Along with the Foundation Day celebration, DePaul had a myriad of other events to celebrate its 125th anniversary and to promote student pride about being a Blue Demon. Students had the opportunity to participate in a dodgeball tournament, arts and crafts activities, a pasta dinner night, a birthday celebration for school mascot DIBS and many others.
“I really like the communication in events and how easy it is to access these events and be able to meet people through these events,” junior Maja Mitrovic said.
The annual Foundation Day celebrates the day in 1617 that St. Vincent DePaul formed the Congregation of the Mission in Folleville, France. This mission later formed DePaul in 1898, according to DePaul.
At the celebration, students partook in a new DePaul tradition launched at this year’s Foundation Day: The Shared Coin. All members of the community were invited to take a commemorative coin and give it to someone on campus who exemplifies the DePaul mission. The coins can be picked up in either the Lincoln Park Campus in the Student Center suite 311 or in the Loop Campus at 14 East Jackson in Suite 800.
Since DePaul’s formation in 1898, the institution has changed immensely.
“We used to be the little school under the L,” said Joyana Dvorak, assistant director of Vincentian Service and Formation.
At the end of 1898, DePaul had a student body of just 70 students, according to DePaul records. 125 years later, DePaul’s student body is over 20,000 spread over two campuses, according to a DePaul Division of Enrollment report from 2020.
While the size of DePaul has grown, its mission of providing accessible education to all, including immigrants and underserved communities, has stayed the same.

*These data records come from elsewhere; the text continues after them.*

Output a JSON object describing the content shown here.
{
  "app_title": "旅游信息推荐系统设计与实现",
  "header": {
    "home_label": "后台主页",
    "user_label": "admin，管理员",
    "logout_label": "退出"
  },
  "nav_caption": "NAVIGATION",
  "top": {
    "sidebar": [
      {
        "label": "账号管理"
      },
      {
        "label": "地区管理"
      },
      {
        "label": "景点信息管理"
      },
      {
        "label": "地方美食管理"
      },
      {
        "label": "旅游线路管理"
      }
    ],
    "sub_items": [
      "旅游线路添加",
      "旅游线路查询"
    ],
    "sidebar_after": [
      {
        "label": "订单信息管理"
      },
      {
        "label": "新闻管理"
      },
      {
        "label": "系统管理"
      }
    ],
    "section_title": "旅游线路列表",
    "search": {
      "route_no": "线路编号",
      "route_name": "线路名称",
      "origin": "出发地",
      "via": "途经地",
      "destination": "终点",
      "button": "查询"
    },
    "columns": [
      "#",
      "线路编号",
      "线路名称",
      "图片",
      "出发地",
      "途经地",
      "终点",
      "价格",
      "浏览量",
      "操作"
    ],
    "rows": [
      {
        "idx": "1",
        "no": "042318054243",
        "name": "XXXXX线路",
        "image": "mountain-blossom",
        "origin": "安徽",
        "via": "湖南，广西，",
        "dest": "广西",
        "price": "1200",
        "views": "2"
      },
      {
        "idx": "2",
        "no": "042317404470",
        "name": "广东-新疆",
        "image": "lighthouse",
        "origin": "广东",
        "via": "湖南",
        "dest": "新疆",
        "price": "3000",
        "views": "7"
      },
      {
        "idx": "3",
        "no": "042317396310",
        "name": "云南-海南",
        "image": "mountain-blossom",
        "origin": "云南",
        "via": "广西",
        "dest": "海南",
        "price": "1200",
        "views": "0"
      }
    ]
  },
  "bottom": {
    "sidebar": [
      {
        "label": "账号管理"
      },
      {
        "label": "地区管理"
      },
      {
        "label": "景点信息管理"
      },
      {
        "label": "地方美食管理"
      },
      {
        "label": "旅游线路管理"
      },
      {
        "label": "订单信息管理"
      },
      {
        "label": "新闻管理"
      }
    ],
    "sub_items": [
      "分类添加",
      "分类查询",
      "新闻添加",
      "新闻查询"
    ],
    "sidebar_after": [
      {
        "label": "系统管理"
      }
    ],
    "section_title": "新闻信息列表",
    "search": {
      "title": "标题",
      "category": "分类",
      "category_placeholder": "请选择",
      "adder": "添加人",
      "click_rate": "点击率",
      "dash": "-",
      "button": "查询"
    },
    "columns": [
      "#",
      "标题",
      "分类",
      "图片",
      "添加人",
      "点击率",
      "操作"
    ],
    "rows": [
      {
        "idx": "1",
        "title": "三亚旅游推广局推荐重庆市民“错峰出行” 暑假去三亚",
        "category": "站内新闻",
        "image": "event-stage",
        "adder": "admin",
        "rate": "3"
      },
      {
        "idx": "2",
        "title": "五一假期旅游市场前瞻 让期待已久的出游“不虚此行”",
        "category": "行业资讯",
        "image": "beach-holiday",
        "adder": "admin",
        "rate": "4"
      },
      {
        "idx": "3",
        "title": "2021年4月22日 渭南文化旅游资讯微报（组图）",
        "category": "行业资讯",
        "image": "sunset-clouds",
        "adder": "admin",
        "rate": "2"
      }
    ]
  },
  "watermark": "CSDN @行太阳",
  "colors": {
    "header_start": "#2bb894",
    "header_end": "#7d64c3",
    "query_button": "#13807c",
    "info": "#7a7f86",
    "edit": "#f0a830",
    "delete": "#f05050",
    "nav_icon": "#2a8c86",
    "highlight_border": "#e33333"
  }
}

“Students and their needs continue to change over the years, and I think one of our strengths as a university is continuing to respond to those needs,” Dvorak said. “There’s now before-pandemic and after-pandemic, and so I think the last three years, compared to [my] last fourteen, we all were uprooted, [the whole world] all turned upside down. So when I think about the level of anxiety and mental health needs that all of us have, students, faculty and staff, I think that has increased a lot since when I first came [to DePaul] fourteen years ago.”
“[DePaul] has become more open to the students that it involves, and more intentional about the communities that it creates. As a university, I feel like there is still a long way to go to really emulate that inclusivity,” said Humayra Munshi, a senior involved in the DePaul Division of Mission and Ministry.
Indeed, the makeup of who DePaul students are has changed in the last 125 years. In 2021, for example, 43% of all new enrolled students were people of color, according to a report.
Dvorak reflected that “we started with this mission to create access to higher education for those who were not given access. I would like to continue that for the [next] 125 years. I would love to see us grow [and ensure] any student that comes to DePaul has the resources to do so, first of all, and then is a change agent in our world.”